Not enough can be said about the luminous Micaela Diamond as well. I was less familiar with her work, and she’s also very young and will likely go very far in her career. Like Platt, Diamond was also nominated for a Tony Award for this performance, and it’s hard to believe you aren’t watching winning performances when you’re seated at the Jacobs. Both are so, so good and their marvelous singing voices compliment each other so well. Good luck making it through the duets This Is Not Over Yet and All the Wasted Time without violently sobbing. Because I definitely wasn’t able to. Lots of great supporting performances here as well – Alex Joseph Grayson, Danielle Lee Greaves, Jake Pederson, Courtnee Carter, Jay Armstrong Johnson, as well as pretty much every actor with a solo – is giving a vocally precise, very accomplished performance and the book and libretto allows there to be no small parts here. Everyone makes a strong impression.

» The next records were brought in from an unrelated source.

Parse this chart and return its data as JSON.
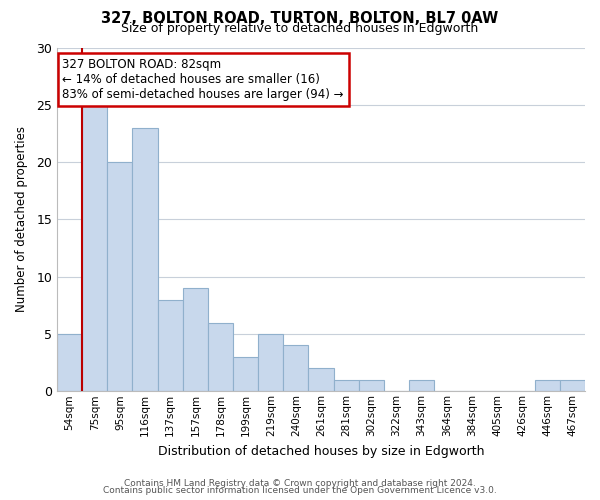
{
  "title": "327, BOLTON ROAD, TURTON, BOLTON, BL7 0AW",
  "subtitle": "Size of property relative to detached houses in Edgworth",
  "xlabel": "Distribution of detached houses by size in Edgworth",
  "ylabel": "Number of detached properties",
  "categories": [
    "54sqm",
    "75sqm",
    "95sqm",
    "116sqm",
    "137sqm",
    "157sqm",
    "178sqm",
    "199sqm",
    "219sqm",
    "240sqm",
    "261sqm",
    "281sqm",
    "302sqm",
    "322sqm",
    "343sqm",
    "364sqm",
    "384sqm",
    "405sqm",
    "426sqm",
    "446sqm",
    "467sqm"
  ],
  "values": [
    5,
    25,
    20,
    23,
    8,
    9,
    6,
    3,
    5,
    4,
    2,
    1,
    1,
    0,
    1,
    0,
    0,
    0,
    0,
    1,
    1
  ],
  "bar_color": "#c8d8ec",
  "bar_edge_color": "#90b0cc",
  "vline_x": 0.5,
  "vline_color": "#bb0000",
  "ylim": [
    0,
    30
  ],
  "yticks": [
    0,
    5,
    10,
    15,
    20,
    25,
    30
  ],
  "annotation_text": "327 BOLTON ROAD: 82sqm\n← 14% of detached houses are smaller (16)\n83% of semi-detached houses are larger (94) →",
  "annotation_box_color": "#ffffff",
  "annotation_box_edge": "#cc0000",
  "footer_line1": "Contains HM Land Registry data © Crown copyright and database right 2024.",
  "footer_line2": "Contains public sector information licensed under the Open Government Licence v3.0.",
  "bg_color": "#ffffff",
  "grid_color": "#c8d0da"
}
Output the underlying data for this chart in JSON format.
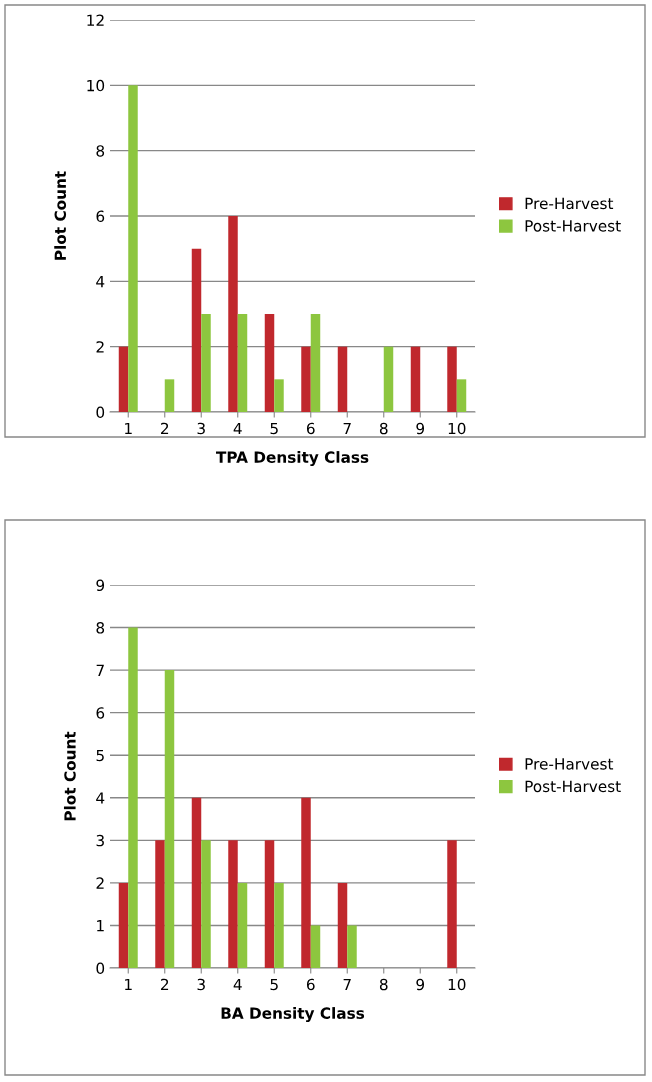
{
  "chart_data": [
    {
      "type": "bar",
      "xlabel": "TPA Density Class",
      "ylabel": "Plot Count",
      "categories": [
        "1",
        "2",
        "3",
        "4",
        "5",
        "6",
        "7",
        "8",
        "9",
        "10"
      ],
      "series": [
        {
          "name": "Pre-Harvest",
          "color": "#c0282d",
          "values": [
            2,
            0,
            5,
            6,
            3,
            2,
            2,
            0,
            2,
            2
          ]
        },
        {
          "name": "Post-Harvest",
          "color": "#8dc63f",
          "values": [
            10,
            1,
            3,
            3,
            1,
            3,
            0,
            2,
            0,
            1
          ]
        }
      ],
      "ylim": [
        0,
        12
      ],
      "yticks": [
        0,
        2,
        4,
        6,
        8,
        10,
        12
      ],
      "grid": "y",
      "legend": "right"
    },
    {
      "type": "bar",
      "xlabel": "BA Density Class",
      "ylabel": "Plot Count",
      "categories": [
        "1",
        "2",
        "3",
        "4",
        "5",
        "6",
        "7",
        "8",
        "9",
        "10"
      ],
      "series": [
        {
          "name": "Pre-Harvest",
          "color": "#c0282d",
          "values": [
            2,
            3,
            4,
            3,
            3,
            4,
            2,
            0,
            0,
            3
          ]
        },
        {
          "name": "Post-Harvest",
          "color": "#8dc63f",
          "values": [
            8,
            7,
            3,
            2,
            2,
            1,
            1,
            0,
            0,
            0
          ]
        }
      ],
      "ylim": [
        0,
        9
      ],
      "yticks": [
        0,
        1,
        2,
        3,
        4,
        5,
        6,
        7,
        8,
        9
      ],
      "grid": "y",
      "legend": "right"
    }
  ]
}
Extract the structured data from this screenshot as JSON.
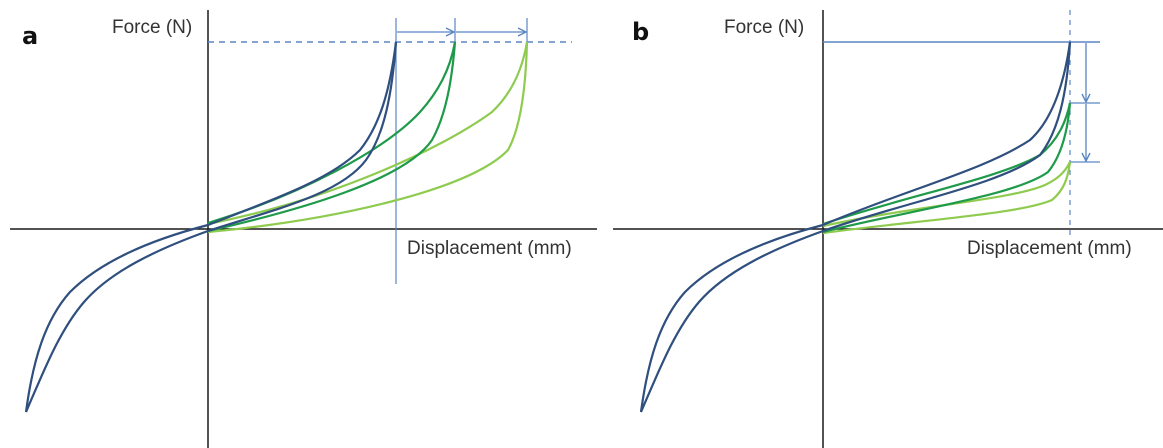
{
  "colors": {
    "axis": "#1a1a1a",
    "guide": "#5b86c4",
    "curve_dark": "#2f4f7e",
    "curve_mid": "#1f9a4a",
    "curve_light": "#8ecb4f"
  },
  "panels": [
    {
      "letter": "a",
      "y_axis_label": "Force (N)",
      "x_axis_label": "Displacement (mm)"
    },
    {
      "letter": "b",
      "y_axis_label": "Force (N)",
      "x_axis_label": "Displacement (mm)"
    }
  ]
}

I would overall say Parade is the best show of the three I saw on this trip to New York. The spectacular cast and bold and unforgettable direction of this story make something that could feel like homework feel thrillingly alive and powerfully of this moment. It packs quite the emotional punch, and the implications of the power of this story are not lost on any viewer. And beyond all that, it’s simply a joy to see actors who are really, really good at their jobs being given the opportunity to really dig deep into thoughtfully written characters and perform some really special music.

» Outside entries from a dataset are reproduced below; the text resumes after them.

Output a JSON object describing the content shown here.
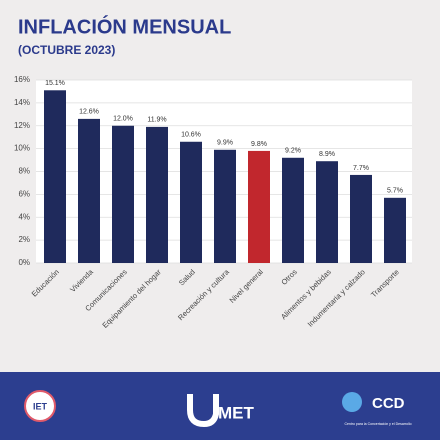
{
  "chart_data": {
    "type": "bar",
    "title": "INFLACIÓN MENSUAL",
    "subtitle": "(OCTUBRE 2023)",
    "categories": [
      "Educación",
      "Vivienda",
      "Comunicaciones",
      "Equipamiento del hogar",
      "Salud",
      "Recreación y cultura",
      "Nivel general",
      "Otros",
      "Alimentos y bebidas",
      "Indumentaria y calzado",
      "Transporte"
    ],
    "values": [
      15.1,
      12.6,
      12.0,
      11.9,
      10.6,
      9.9,
      9.8,
      9.2,
      8.9,
      7.7,
      5.7
    ],
    "value_labels": [
      "15.1%",
      "12.6%",
      "12.0%",
      "11.9%",
      "10.6%",
      "9.9%",
      "9.8%",
      "9.2%",
      "8.9%",
      "7.7%",
      "5.7%"
    ],
    "colors": [
      "#1f2a5c",
      "#1f2a5c",
      "#1f2a5c",
      "#1f2a5c",
      "#1f2a5c",
      "#1f2a5c",
      "#c1272d",
      "#1f2a5c",
      "#1f2a5c",
      "#1f2a5c",
      "#1f2a5c"
    ],
    "ylim": [
      0,
      16
    ],
    "yticks": [
      {
        "value": 0,
        "label": "0%"
      },
      {
        "value": 2,
        "label": "2%"
      },
      {
        "value": 4,
        "label": "4%"
      },
      {
        "value": 6,
        "label": "6%"
      },
      {
        "value": 8,
        "label": "8%"
      },
      {
        "value": 10,
        "label": "10%"
      },
      {
        "value": 12,
        "label": "12%"
      },
      {
        "value": 14,
        "label": "14%"
      },
      {
        "value": 16,
        "label": "16%"
      }
    ],
    "grid": true
  },
  "footer": {
    "logos": [
      "IET",
      "MET",
      "CCD"
    ],
    "ccd_caption": "Centro para la Concertación y el Desarrollo"
  }
}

But also, I haven’t quite stopped thinking about Kimberly Akimbo. David Lindsay-Abaire’s book encourages the viewer to re-examine the way they think about life, and encourages them to enjoy the things we take for granted. Akimbo could be a really depressing, devastating show. The general plot outline makes it seem like a legendary bummer, but it’s really anything but. There is so much love, joy and catharsis radiating from this show, and the energy on display is infectious. You’ll definitely want to get the cast album on Spotify when you’ve left the theater. In the week since I’ve seen these shows, the music from Kimberly Akimbo has been stuck in my head more than any of the others. Luckily, a tour of the show will be starting next fall, and I’ll be able to see it again, hopefully.
I had to put these tickets on separate credit cards and watch my spending for the next couple weeks or so after purchase. And yet, I will say not a penny was wasted on any of these. Kimberly Akimbo provided the kind of life-affirming catharsis that I love in musical theatre, but experience all too infrequently.Sweeney Todd just gave me a thrillingly mounted production of a show I’m very familiar with. And Parade blew me away in just about every imaginable sense. And if I’d had the extra money or time, there were about four other shows on Broadway I would have stuck around to see.
This trip reminded me why live theatre is so important. It can do so much for a viewer emotionally to sit in a crowd full of strangers, even if you come there by yourself, and let something envelop you. To go on this journey dictated by a cast and crew that possess more talent than you, yourself, could ever hope to. And then to leave feeling fundamentally changed by what you’ve just seen. Broadway is a magical, wonderful utopian place and I hope my next visit comes sooner rather than later.